The figure she was painting wasn't Goldie. It was honestly barely even a figure at all, just a pile of bulging shapes that suggested the possibility of something humanlike. She was thinking about Rose O'Neill's creatures again, their grotesque faces, their tantalizing ambiguity. The way they curled around maidens a fraction of their size, making them feel safe and small. The lines so precisely controlled.
Nina dropped the brush and started smearing the paint around with her fingers, practically sculpting it, hoping that by touching the paint directly she could make a viewer feel how badly she wanted to be touched.
By the time her dad came home, Nina was mostly done. The empty canvas she'd had lying around was pretty small, and there was only so much tweaking she could do to a painting so loose. Acrylic was less flexible than oil, and dried quicker into a gummy, plastic crust.
"Oh! There you are," her dad exclaimed as she emerged from the depths. "Thought you went out somewhere."
"Laundry," Nina said. She didn't want to mention the painting. He could get overexcited, and assume this meant she was back on track for the career she still wanted to have. Or he could get critical and try to tell her the anatomy was off somehow. He supported her in several ways.
"How was work?"
Her dad made a face. "Coming up on finals, so office hours were actually busy today. Always surprised by how many people leave studying to the last possible minute. What should we do for dinner today?"
Nina opened the fridge, felt overwhelmed by choices, closed the fridge. "What are you thinking?"
"Could just do pelmeni. Fast and easy." Frozen pelmeni, small meat dumplings, were a college student's staple in the post-soviet states because of how little effort they required to be tasty and filling.
"Sure," said Nina. "Then I'll make a salad."
"And we'll be done before your mother gets home!"
They got to work, maneuvering around each other in the small kitchen with ease. Nina liked helping her dad cook, had liked it since childhood. This was a part of living with other people she enjoyed. If she had to move out and live with roommates again, Nina decided privately, it would have to be with someone she can cook with.
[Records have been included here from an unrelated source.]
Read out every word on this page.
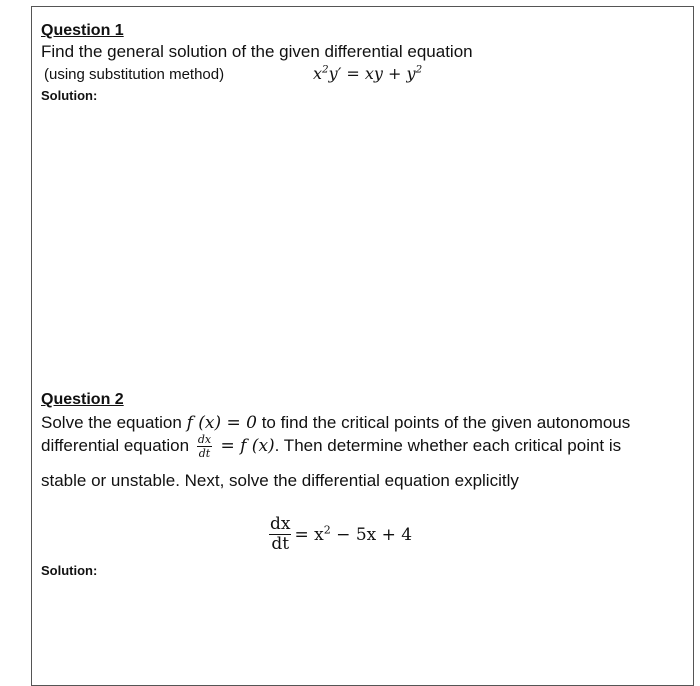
Question 1
Find the general solution of the given differential equation
(using substitution method)	$x^2y'$ = xy + $y^2$
Solution:
Question 2
Solve the equation f (x) = 0 to find the critical points of the given autonomous
differential equation $\frac{dx}{dt} = f$ (x). Then determine whether each critical point is
stable or unstable. Next, solve the differential equation explicitly
$\frac{dx}{dt} = x^2 - 5x + 4$
Solution:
Her dad hummed something under his breath as he reached for the spice packets, something familiar to Nina from previous times she'd caught her dad humming or singing softly to himself. He wasn't exactly musical, but in the Moscow intelligentsia mileu where he'd grown up, the music was always in the background, as part of the communal kitchens as the simmering pots of soup on the stoves. It came with him to the States, and Nina found she'd inherited his fondness for having something playing at all times. She chopped the vegetables for the salad to the sound of that hum, the pot of pelmeni bubbling along.
She went back downstairs after dinner and tea and looked at her painting again, wondering what to do with it. The sun had set while they were eating, and the incandescent floor lamps made the colors look overly warm. She snapped a photo anyway, deciding that filtering it might help correct the colors. It kind of did. She sent the filtered version to Cory and then, after some thought, to Goldie as well. She could probably post it online, but that seemed scary. She considered sending it to some of her college friends, but that seemed scary too. What if they told her to submit it to a gallery? What if they had critique?